This book provides both academic and practical information about the latest developments in DNA research. Some of the practical advice could help you reach educated decisions about what medical treatments to pursue. It's likely that even many doctors aren't yet aware of certain kinds of DNA tests that can be crucial indicators about which treatments might be effective and which ones might actually be lethal.
For example, any woman contemplating having a prophylactic mastectomy might want to read this book first to learn about how new BRCA tests could more accurately predict her chances of eventually getting many forms of cancer. DNA tests available now can help a woman who has already been diagnosed with cancer determine whether certain forms of chemotherapy would help her, or whether they would just be needlessly, and perhaps fatally, debilitating.
There is also a DNA test that would alert doctors that certain people might have a special sensitivity to coumadin, a drug widely used as a blood thinner. Many medical centers don't perform this test before coumadin is prescribed, and excessive bleeding and even lethal hemorrhaging can be the result.
A small percentage of people have a toxic reaction to statins, the drugs now commonly prescribed to lower cholesterol. A DNA test now available could identify those people for whom the drugs might pose dangerous problems.
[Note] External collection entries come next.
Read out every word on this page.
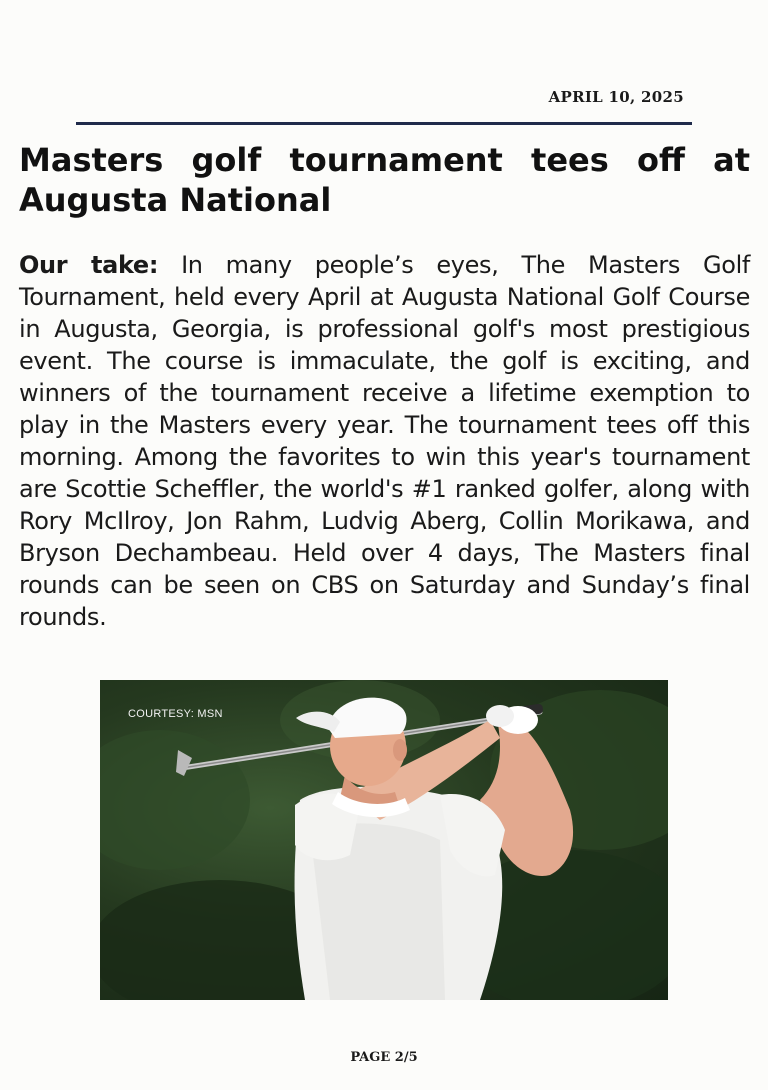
APRIL 10, 2025
Masters golf tournament tees off at Augusta National

Our take: In many people’s eyes, The Masters Golf Tournament, held every April at Augusta National Golf Course in Augusta, Georgia, is professional golf's most prestigious event. The course is immaculate, the golf is exciting, and winners of the tournament receive a lifetime exemption to play in the Masters every year. The tournament tees off this morning. Among the favorites to win this year's tournament are Scottie Scheffler, the world's #1 ranked golfer, along with Rory McIlroy, Jon Rahm, Ludvig Aberg, Collin Morikawa, and Bryson Dechambeau. Held over 4 days, The Masters final rounds can be seen on CBS on Saturday and Sunday’s final rounds.

COURTESY: MSN
PAGE 2/5
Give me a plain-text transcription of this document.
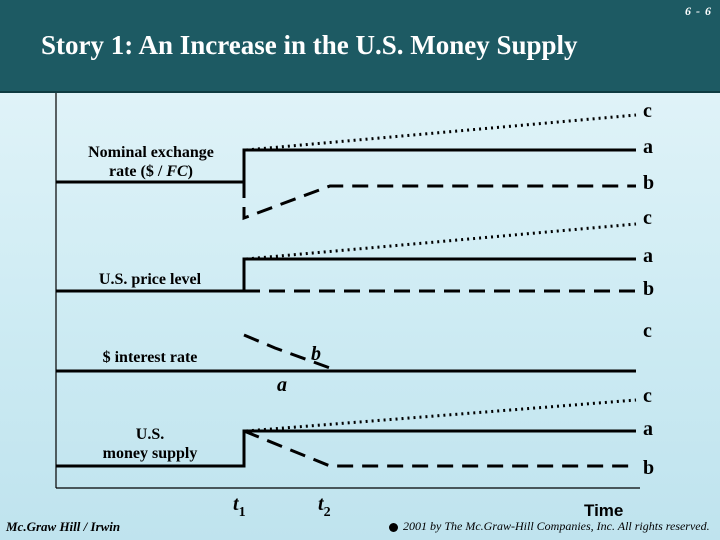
6 - 6
Story 1: An Increase in the U.S. Money Supply
Nominal exchange
rate ($ / FC)
c
a
b
U.S. price level
c
a
b
$ interest rate
c
b
a
U.S.
money supply
c
a
b
$t_1$	$t_2$	Time
Mc.Graw Hill / Irwin	2001 by The Mc.Graw-Hill Companies, Inc. All rights reserved.
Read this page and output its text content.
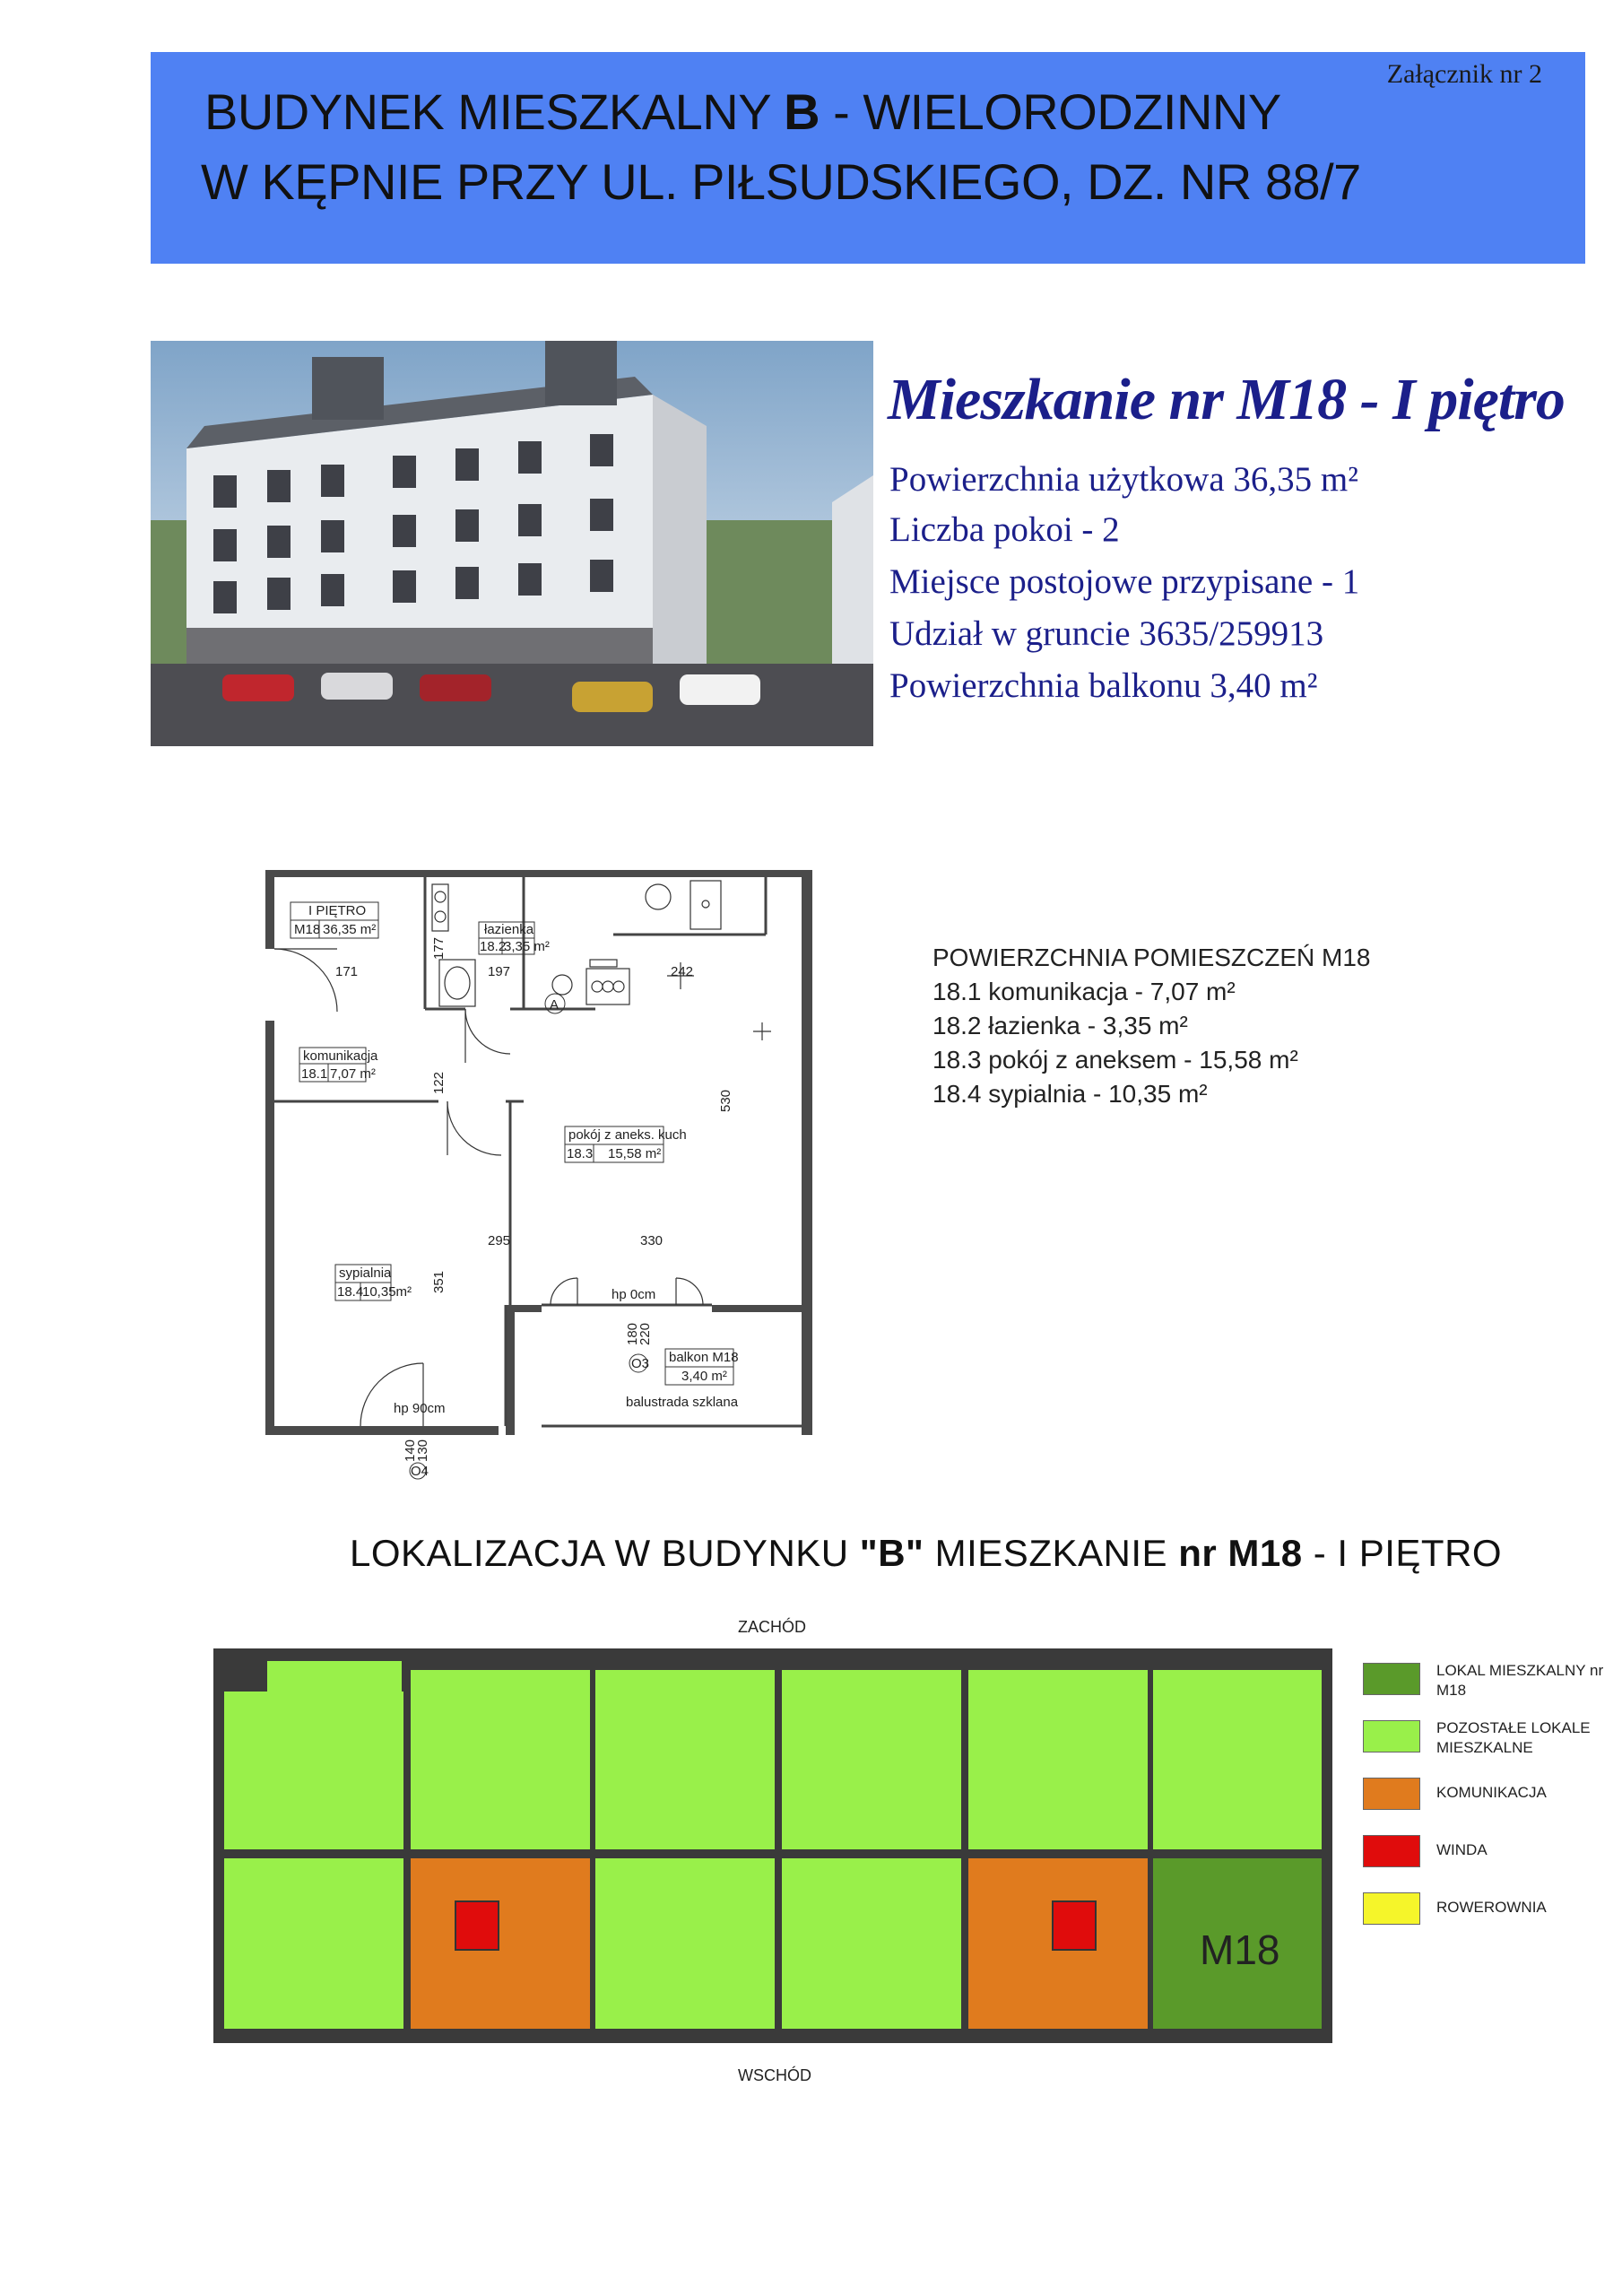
Załącznik nr 2
BUDYNEK MIESZKALNY B - WIELORODZINNY
W KĘPNIE PRZY UL. PIŁSUDSKIEGO, DZ. NR 88/7
Mieszkanie nr M18 - I piętro
Powierzchnia użytkowa 36,35 m²
Liczba pokoi - 2
Miejsce postojowe przypisane - 1
Udział w gruncie 3635/259913
Powierzchnia balkonu 3,40 m²
POWIERZCHNIA POMIESZCZEŃ M18
18.1 komunikacja - 7,07 m²
18.2 łazienka - 3,35 m²
18.3 pokój z aneksem - 15,58 m²
18.4 sypialnia - 10,35 m²
I PIĘTRO
M18 36,35 m²	łazienka
18.2
3,35 m²
komunikacja
18.1 7,07 m²
pokój z aneks. kuch
18.3 15,58 m²
sypialnia
18.4
10,35m²
balkon M18
3,40 m²
balustrada szklana
171	197	242
295	330
177
122
530
351
hp 0cm
hp 90cm
180
220
O3
140
130
O4
A
LOKALIZACJA W BUDYNKU "B" MIESZKANIE nr M18 - I PIĘTRO
ZACHÓD
WSCHÓD
M18
LOKAL MIESZKALNY nr M18
POZOSTAŁE LOKALE MIESZKALNE
KOMUNIKACJA
WINDA
ROWEROWNIA
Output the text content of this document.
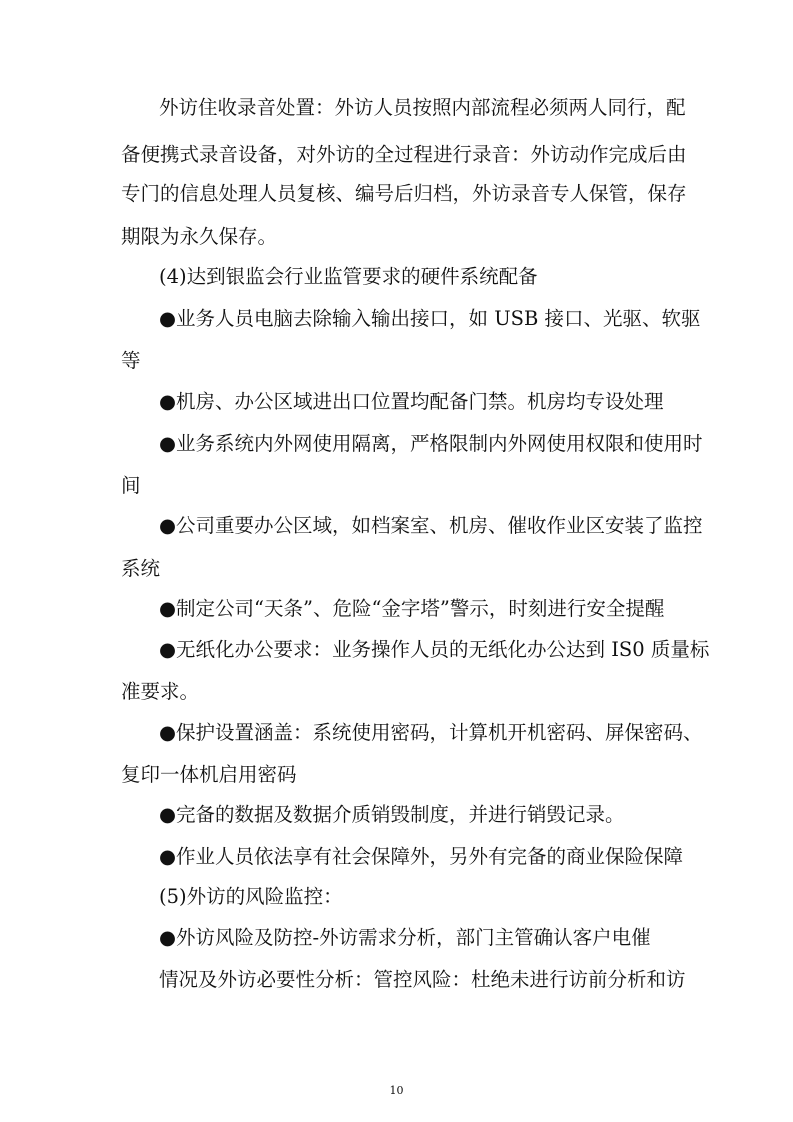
外访住收录音处置：外访人员按照内部流程必须两人同行，配
备便携式录音设备，对外访的全过程进行录音：外访动作完成后由
专门的信息处理人员复核、编号后归档，外访录音专人保管，保存
期限为永久保存。
(4)达到银监会行业监管要求的硬件系统配备
●业务人员电脑去除输入输出接口，如 USB 接口、光驱、软驱
等
●机房、办公区域进出口位置均配备门禁。机房均专设处理
●业务系统内外网使用隔离，严格限制内外网使用权限和使用时
间
●公司重要办公区域，如档案室、机房、催收作业区安装了监控
系统
●制定公司“天条”、危险“金字塔”警示，时刻进行安全提醒
●无纸化办公要求：业务操作人员的无纸化办公达到 IS0 质量标
准要求。
●保护设置涵盖：系统使用密码，计算机开机密码、屏保密码、
复印一体机启用密码
●完备的数据及数据介质销毁制度，并进行销毁记录。
●作业人员依法享有社会保障外，另外有完备的商业保险保障
(5)外访的风险监控：
●外访风险及防控-外访需求分析，部门主管确认客户电催
情况及外访必要性分析：管控风险：杜绝未进行访前分析和访
10
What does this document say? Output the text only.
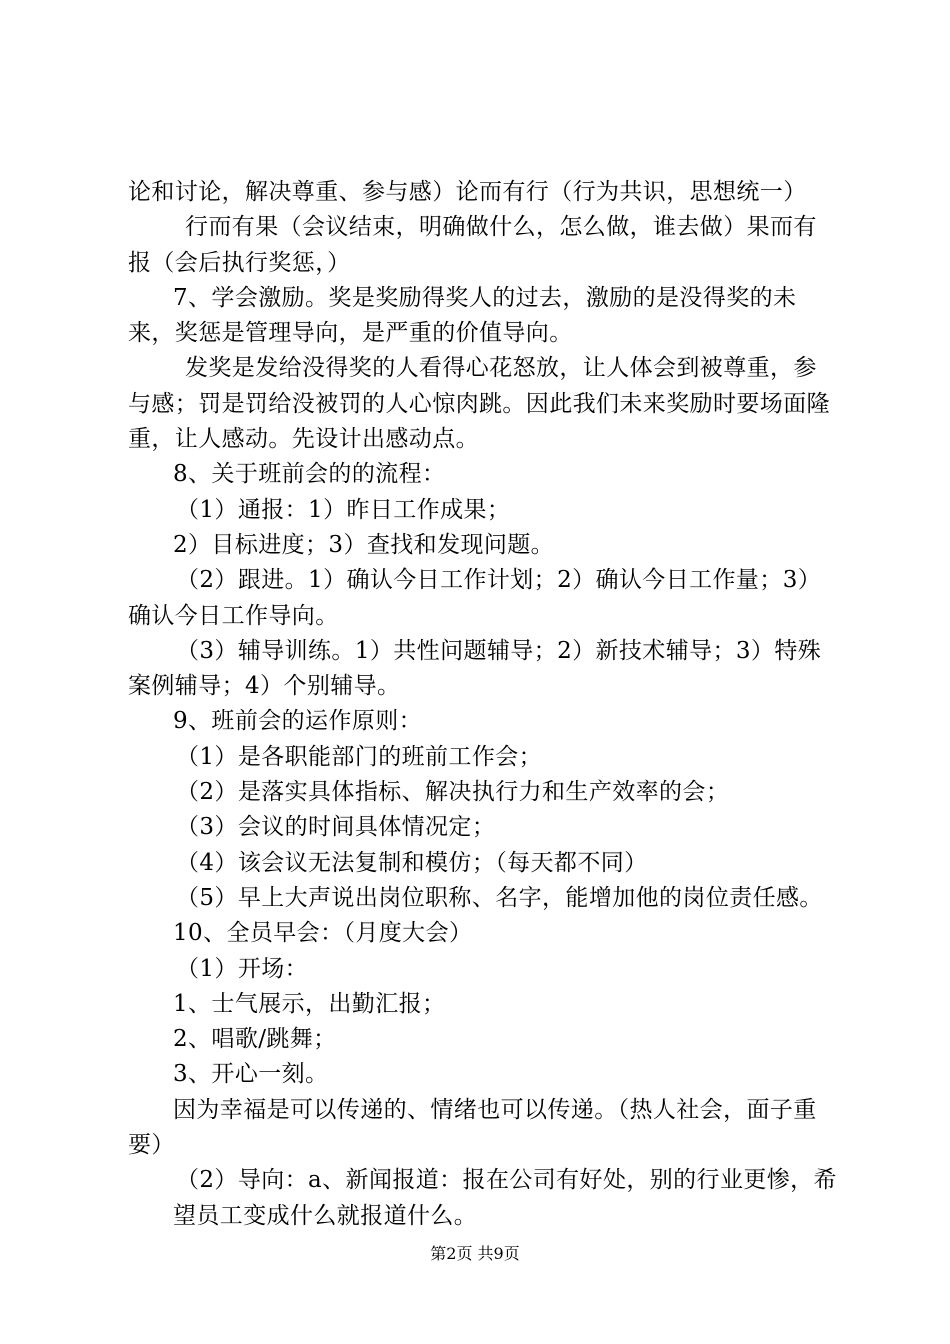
论和讨论，解决尊重、参与感）论而有行（行为共识，思想统一）

行而有果（会议结束，明确做什么，怎么做，谁去做）果而有报（会后执行奖惩，）

7、学会激励。奖是奖励得奖人的过去，激励的是没得奖的未来，奖惩是管理导向，是严重的价值导向。

发奖是发给没得奖的人看得心花怒放，让人体会到被尊重，参与感；罚是罚给没被罚的人心惊肉跳。因此我们未来奖励时要场面隆重，让人感动。先设计出感动点。

8、关于班前会的的流程：

（1）通报：1）昨日工作成果；

2）目标进度；3）查找和发现问题。

（2）跟进。1）确认今日工作计划；2）确认今日工作量；3）确认今日工作导向。

（3）辅导训练。1）共性问题辅导；2）新技术辅导；3）特殊案例辅导；4）个别辅导。

9、班前会的运作原则：

（1）是各职能部门的班前工作会；

（2）是落实具体指标、解决执行力和生产效率的会；

（3）会议的时间具体情况定；

（4）该会议无法复制和模仿；（每天都不同）

（5）早上大声说出岗位职称、名字，能增加他的岗位责任感。

10、全员早会：（月度大会）

（1）开场：

1、士气展示，出勤汇报；

2、唱歌/跳舞；

3、开心一刻。

因为幸福是可以传递的、情绪也可以传递。（热人社会，面子重要）

（2）导向：a、新闻报道：报在公司有好处，别的行业更惨，希

望员工变成什么就报道什么。

第2页 共9页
But DNA analysis doesn't have to be limited to the human's normal genome. By analyzing the genome of the cancer cells themselves, doctors can now refine their treatments.
Collins covers a variety of such topics that it would really benefit any urgent consumers of medical care to educate themselves about before proceeding with treatment. However, he also gives advice about how the average person can make use of the latest developments in DNA research.
In the field of crime detection, it might soon be possible, not only to match a perpetrator's DNA with a suspect's DNA, as we commonly see on CSI series. It might also be possible to describe what a perpetrator looks like from their DNA. That is, DNA analysis of crime scene DNA might lead the police to a blue-eyed, red-headed, freckled male who is 5'10" tall. This sort of analysis is controversial though and might be restricted. On the other hand, the DNA research going on now into stem cells might enable doctors to proceed without violating any ethical principles.
Collins goes on to summarize the results you can expect to get from the three leading on-line companies offering personal DNA analyses after you send them a saliva swab. Collins includes checklists in the book, tallying up which disease susceptibilities, which pharmaceutical effects, and which other life trajectory likelihoods, each Company can reasonably predict for you. In addition, he tells the extent to which these DNA analyses can currently help you trace your ancestral roots. (Right now, DNA yields only very general results along these lines.)
However DNA research is proceeding at a gallop, and predictions that can only be made in the form of vague generalizations today, might be much more pinpointing tomorrow. So again, women contemplating prophylactic mastectomies because current BRCA tests can't make very accurate predictions about their probability of developing breast cancer - might want to consider holding off a little after reading this book.
The author of this book was himself on the cutting edge of DNA research, leading one of the teams racing to sequence the entire human genome. He has continued to be in the forefront of DNA investigations, so most of the information here comes across as being authoritative and reliable. However, there are a few paragraphs that might strike the reader as being lapses from this standard.
For example, Collins entertains the idea that some (presumably male) homosexuality might be a matter of choice or will rather than innate orientation. He also rather astonishingly pronounces that 70% of one's adult weight is dictated by one's genes. Well, that would be nice to believe, but I don't think a lot of the research backs him up on that, or at least such an assured percentage would not be applicable to a majority of us.
On the whole though, this book provides very readable insights into what those at the forefront of DNA research are discovering, and how such studies already are and soon will be having major effects on all our lives.